Harta hanyalah titipan dari Allah Swt.


Kekayaan itu harusnya dikelola demi kemajuan umat...Bukan sekedar berputar dan dinikmati secara pribadi...Karena kelak di ujung masa....Dia akan ditanyakan...Dari mana...dan untuk apa...??


    Semua sudah mengenal apa itu harta. Tidak ada seorang pun yang belum mengerti tentang hal ini. Kemasyhurannya telah menenggelamkan seluruh penjuru dunia. Kedudukan harta sangatlah tinggi dihati manusia, menjadi sesuatu yang sangat dicintai dan berharga bagi mereka.

Harta adalah satu tuntutan kebutuhan pokok manusia untuk hidup di setiap tempat dan zaman, kecuali di akhir zaman, dimana harta berlimpah ruah sehingga tidak ada seorangpun yang mau menerimanya karena tidak dapat memanfaatkannya. Waktu itu orang sangat semangat untuk sholat dan ibadah yang tentunya lebih baik dari dunia dan seisinya, karena mereka mengetahui dekatnya hari kiamat setelah turunnya nabi Isa.

Semua orang telah mengetahui kegunaan harta di dunia, karenanya mereka berlomba-lomba mencarinya hingga melupakan mereka atau mereka lalai dari memperhatikan perkara-perkara penting yang berhubungan dengan harta. Perkara yang berhubungan dengan perintah dan larangan Allah dan Rasul-Nya, hingga akhirnya mereka tidak lagi memperhatikan mana yang halal dan mana yang haram.

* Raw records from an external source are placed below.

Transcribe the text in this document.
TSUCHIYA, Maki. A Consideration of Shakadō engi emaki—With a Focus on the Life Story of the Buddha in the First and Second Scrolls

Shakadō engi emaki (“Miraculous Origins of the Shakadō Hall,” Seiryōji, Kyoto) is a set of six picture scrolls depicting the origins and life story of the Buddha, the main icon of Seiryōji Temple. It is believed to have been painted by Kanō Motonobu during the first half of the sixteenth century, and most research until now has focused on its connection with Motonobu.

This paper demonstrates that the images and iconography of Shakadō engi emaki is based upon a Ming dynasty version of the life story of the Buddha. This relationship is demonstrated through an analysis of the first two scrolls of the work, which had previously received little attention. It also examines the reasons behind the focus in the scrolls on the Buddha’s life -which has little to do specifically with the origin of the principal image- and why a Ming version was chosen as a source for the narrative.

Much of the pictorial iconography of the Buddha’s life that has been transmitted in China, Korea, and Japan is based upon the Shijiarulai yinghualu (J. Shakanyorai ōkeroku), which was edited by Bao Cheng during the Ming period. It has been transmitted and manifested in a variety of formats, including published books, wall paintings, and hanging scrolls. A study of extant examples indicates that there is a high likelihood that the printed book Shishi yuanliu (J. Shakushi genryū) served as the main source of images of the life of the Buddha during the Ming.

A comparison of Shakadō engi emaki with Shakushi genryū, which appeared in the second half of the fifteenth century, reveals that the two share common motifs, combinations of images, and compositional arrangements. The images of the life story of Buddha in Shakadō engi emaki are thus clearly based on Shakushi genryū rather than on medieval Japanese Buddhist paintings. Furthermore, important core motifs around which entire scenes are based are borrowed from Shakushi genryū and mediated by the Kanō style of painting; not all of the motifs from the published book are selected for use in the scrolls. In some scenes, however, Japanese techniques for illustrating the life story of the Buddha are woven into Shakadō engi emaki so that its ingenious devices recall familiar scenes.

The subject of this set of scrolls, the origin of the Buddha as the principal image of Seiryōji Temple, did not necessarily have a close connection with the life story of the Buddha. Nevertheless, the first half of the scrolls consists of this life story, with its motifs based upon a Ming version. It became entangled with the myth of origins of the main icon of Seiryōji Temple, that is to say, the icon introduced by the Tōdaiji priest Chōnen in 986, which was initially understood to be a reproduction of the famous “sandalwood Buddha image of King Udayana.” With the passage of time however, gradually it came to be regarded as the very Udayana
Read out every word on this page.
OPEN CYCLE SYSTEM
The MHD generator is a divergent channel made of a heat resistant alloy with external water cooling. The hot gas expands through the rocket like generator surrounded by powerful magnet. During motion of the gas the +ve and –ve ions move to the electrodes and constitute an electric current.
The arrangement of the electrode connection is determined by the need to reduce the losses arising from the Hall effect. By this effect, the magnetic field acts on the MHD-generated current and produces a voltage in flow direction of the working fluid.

Lalu bagaimana sikap islam terhadap harta ini? Ternyata permasalahan rezeki dan harta telah mendapatkan perhatian besar dalam al-Qur`an. Bayangkan kata rezeki dengan kata turunannya diulang sebanyak 123 kali dan kata harta (al-Maal) dengan kata turunannya diulang sebanyak 86 kali. Padahal Allah tidak mengulang-ulang satu kata kecuali demikian besar urgensinya untuk sang makhluk. Sehingga sudah selayaknya kaum muslimin mengenal dan mengerti bagaimana konsep islam terhadap harta dan sikap yang tepat menjadikan harta sebagai nikmat yang membawa kepada kebahagian dunia dan akherat. Minimal mengetahui harta adalah fitnah yang Allah ujikan kepada makhluk-Nya agar mereka dapat bersyukur dan tegak pada mereka hujjah dan penjelasan yang terang. Semua itu agar orang hidup dengan harta di atas ilmu dan dapat bersabar bila tidak memiliki harta ini.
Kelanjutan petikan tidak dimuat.